Life aboard the ISS —

An innovative research project delivers new evidence about how people live on the ISS.


Astronaut Kayla Barron snaps photos inside an ISS module.

Enlarge / Astronaut Kayla Barron snaps photos inside an ISS module.

NASA

Archaeologists have probed the cultures of people all over the Earth—so why not study a unique community that’s out of this world? One team is creating a first-of-its-kind archaeological record of life aboard the International Space Station.

The new project, called the Sampling Quadrangle Assemblages Research Experiment, or SQuARE, involves hundreds of photos taken by astronauts throughout the living and work spaces of the ISS. People have continuously occupied the space station for decades, and the launch of its initial modules in the late 1990s coincided with the rise of digital photography. That meant that astronauts were no longer limited by film canisters when documenting life in space, and that space archaeologists—yes, that’s a thing—no longer had to merely speculate about it from afar.
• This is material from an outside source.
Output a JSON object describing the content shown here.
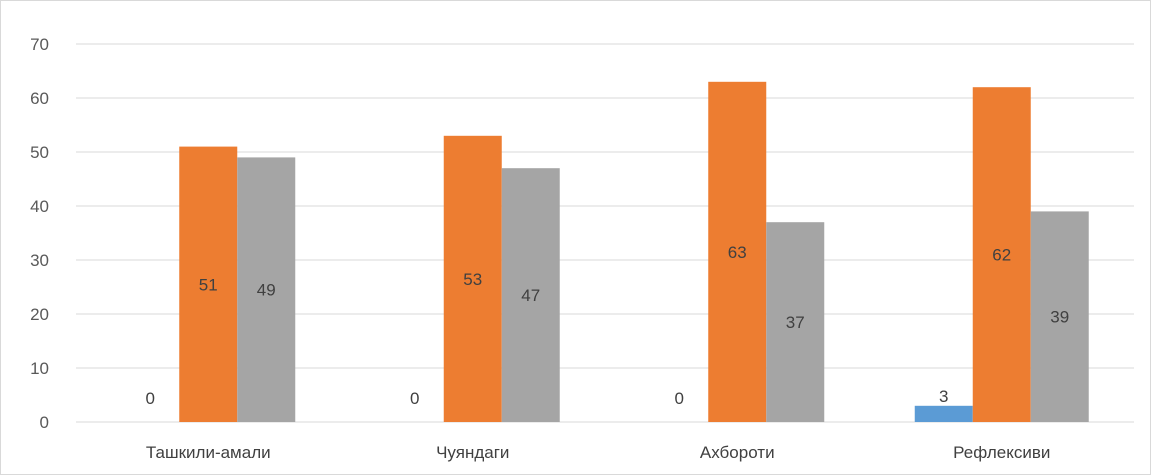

But this is the first time archeologists have coordinated that photography so they could analyze it. The SQuARE photos, shot over 60 days last year, show everything from anti-gravity hacks to food treats enjoyed by astronauts. Justin Walsh, an archaeologist at Chapman University and the University of Southern California in Los Angeles, thinks that images like these are tremendously useful for social science researchers who want to know how people use the limited tools and material comforts available to them in space. “If we could just capture the information into a database—get the people, places and objects that are in the photos—then we could actually start to trace out the patterns of behavior there and the associations between people and things,” says Walsh, who presented the team’s preliminary findings yesterday afternoon at the Society for American Archaeology conference in Portland, Oregon.

Walsh co-leads SQuARE with Alice Gorman, an archaeologist at Flinders University in Australia. The main thing she wants to learn, she says, is, “What are the social consequences of a small isolated society so separated from Earth? What kinds of human behavior do you have, if you strip away something as fundamental as gravity?”
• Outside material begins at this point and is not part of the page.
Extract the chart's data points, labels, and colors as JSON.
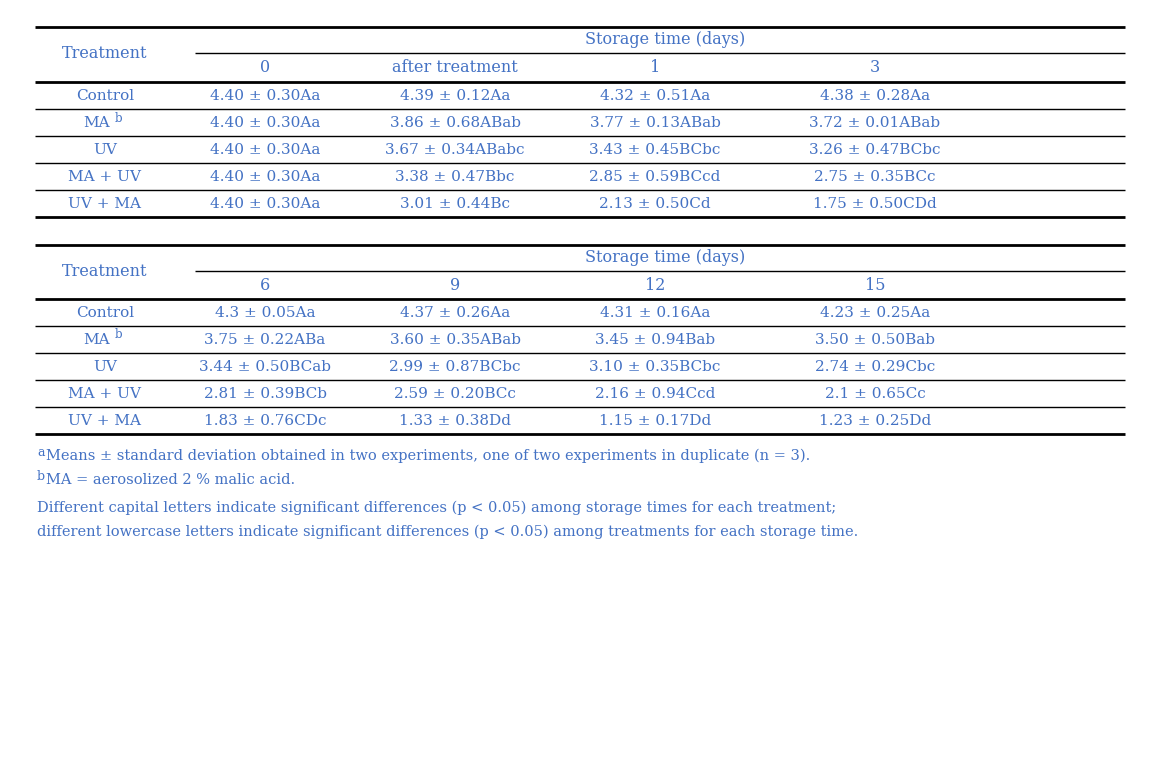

Contemporary archaeology involves inferring people’s social world from the physical objects and built spaces they use, which offer insights into people’s daily lives that they might not even be aware of. Scientists consider archaeology to be closely related to, or even part of, anthropology—but anthropological methods rely more on observing and interviewing. Interviews only reveal part of the story, however. Psychologists have known for decades that people are poor judges of their own behavior. Memory can be biased, and eyewitness accounts can be inaccurate.

“We’re interested in stuff people don’t remember, or even register, when they’re describing what they do in their life,” Gorman says. “Our approach is that you can see what people actually did, not just what they said they did. That’s what the archaeological record tells us.”

The ISS record includes tools, research equipment, food pouches, cleaning supplies, and other everyday objects. The team captured images of them—a “vicarious excavation,” as Gorman puts it—by having NASA and European Space Agency astronauts take daily photos from January 21 to March 21, 2022. Astronauts Kayla Barron, Matthias Maurer, and others snapped photos in six locations, including at the galley table, on a starboard workstation, on the port side of the US laboratory module, and on the wall across from a latrine. Each photo captured an area of approximately 1 square meter marked by adhesive tape at the corners—hence the SQuARE moniker—and crew members took photos with a color calibration chart for correcting digital imagery and a ruler for scale. After amassing 358 photos, the archeology team has been combing through them, marking objects that show signs of their use, as well as ones that are in the same place in every photo, a sign they’re hardly used at all.